Certaines voix nous sont connues, on les entend et on se dit « ah oui, c’est machin du coin de la rue ». Parfois, on se dit en reconnaître une, mais voilà, impossible de mettre un visage dessus : on possède des lieux, des histoires, des souvenirs, et un nom sur le bout de la langue.
C’est un peu ce qui se passe avec Marissa Nadler. Son folk pastoral et plutôt dépouillé ne révolutionne pas le genre musical, même s’il n’est pas une énième redite de la femme-auteure-compositrice qui traîne son spleen la guitare sur le dos. Du déjà entendu, nous indique donc notre mémoire musicale. Néanmoins, le folk anglais présenté sur ces 11 titres reste de bonne facture.
Par contre, on s’arrête vite sur ce timbre de voix si particulier qui suscite en nous des réactions étranges : des images surgissent malgré nous, un pays lointain (une Angleterre médiévale), époque perdue où les chansons s’entonnent au pied d’un saule pleureur (« Lily, Henry and the Willow Tree »). Les mélopées de cette prêtresse sont une véritable machine à remonter le temps : elles jouent avec notre mémoire et nous ouvrent la porte d’un univers mythique parfaitement conservé, où se croisent spectres, assassins et amants maudits. Alors on se dit que cette voix, on la connaît finalement depuis toujours.

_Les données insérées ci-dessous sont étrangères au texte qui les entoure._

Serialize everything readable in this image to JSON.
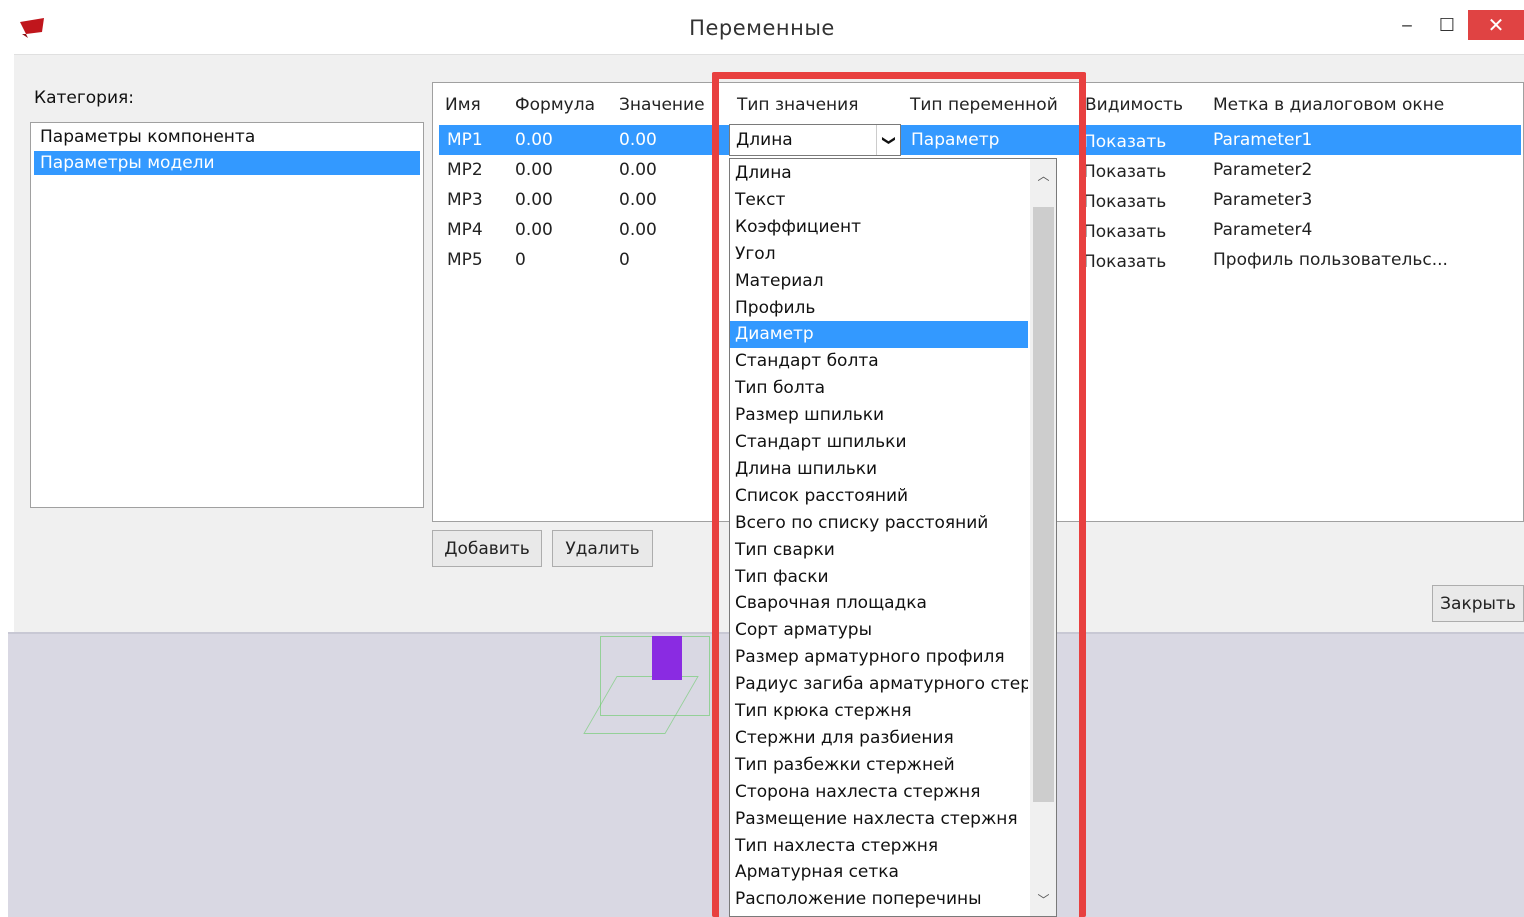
{
  "window": {
    "title": "Переменные",
    "minimize": "‒",
    "maximize": "☐",
    "close": "✕"
  },
  "category": {
    "label": "Категория:",
    "items": [
      "Параметры компонента",
      "Параметры модели"
    ],
    "selected_index": 1
  },
  "grid": {
    "headers": [
      "Имя",
      "Формула",
      "Значение",
      "Тип значения",
      "Тип переменной",
      "Видимость",
      "Метка в диалоговом окне"
    ],
    "rows": [
      {
        "name": "MP1",
        "formula": "0.00",
        "value": "0.00",
        "value_type": "Длина",
        "var_type": "Параметр",
        "visibility": "Показать",
        "label": "Parameter1"
      },
      {
        "name": "MP2",
        "formula": "0.00",
        "value": "0.00",
        "visibility": "Показать",
        "label": "Parameter2"
      },
      {
        "name": "MP3",
        "formula": "0.00",
        "value": "0.00",
        "visibility": "Показать",
        "label": "Parameter3"
      },
      {
        "name": "MP4",
        "formula": "0.00",
        "value": "0.00",
        "visibility": "Показать",
        "label": "Parameter4"
      },
      {
        "name": "MP5",
        "formula": "0",
        "value": "0",
        "visibility": "Показать",
        "label": "Профиль пользовательс..."
      }
    ]
  },
  "buttons": {
    "add": "Добавить",
    "delete": "Удалить",
    "close": "Закрыть"
  },
  "combo": {
    "value": "Длина",
    "arrow": "❯"
  },
  "dropdown": {
    "items": [
      "Длина",
      "Текст",
      "Коэффициент",
      "Угол",
      "Материал",
      "Профиль",
      "Диаметр",
      "Стандарт болта",
      "Тип болта",
      "Размер шпильки",
      "Стандарт шпильки",
      "Длина шпильки",
      "Список расстояний",
      "Всего по списку расстояний",
      "Тип сварки",
      "Тип фаски",
      "Сварочная площадка",
      "Сорт арматуры",
      "Размер арматурного профиля",
      "Радиус загиба арматурного стерж",
      "Тип крюка стержня",
      "Стержни для разбиения",
      "Тип разбежки стержней",
      "Сторона нахлеста стержня",
      "Размещение нахлеста стержня",
      "Тип нахлеста стержня",
      "Арматурная сетка",
      "Расположение поперечины"
    ],
    "selected_index": 6,
    "scroll_up": "︿",
    "scroll_down": "﹀"
  },
  "colors": {
    "selection": "#3399ff",
    "highlight_frame": "#e8403f",
    "close_button": "#e04343"
  }
}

Le fabuleux organe vocal de la jeune femme peut se faire plaintif et toucher divinement le tragique (« Calico » souligné de chœurs délicats) ; il conte les amours perdues à jamais qui reviennent hanter les vivants (« Old love haunts »). Marissa sait aussi se montrer tendre, son timbre s’adoucit, chaleureux (« Mr. John Lee »), en cela il se rapproche parfois de celui de Chan Marshall. Tout au long des trop courtes minutes de « The Saga of Mayflower May » (2ème album de l’américaine), on retrouve une réelle authenticité, qui touche directement et profondément. Avec finalement peu de fioritures et de moyens (hormis une guitare 12 cordes, quelques touches d’orgue, d’ukulele et de flûte), le folk reste capable de nous raconter des histoires à frissonner et à chérir.
On en redemande et on range ce petit bijou sur le rayon des bonnes surprises de cette année 2005.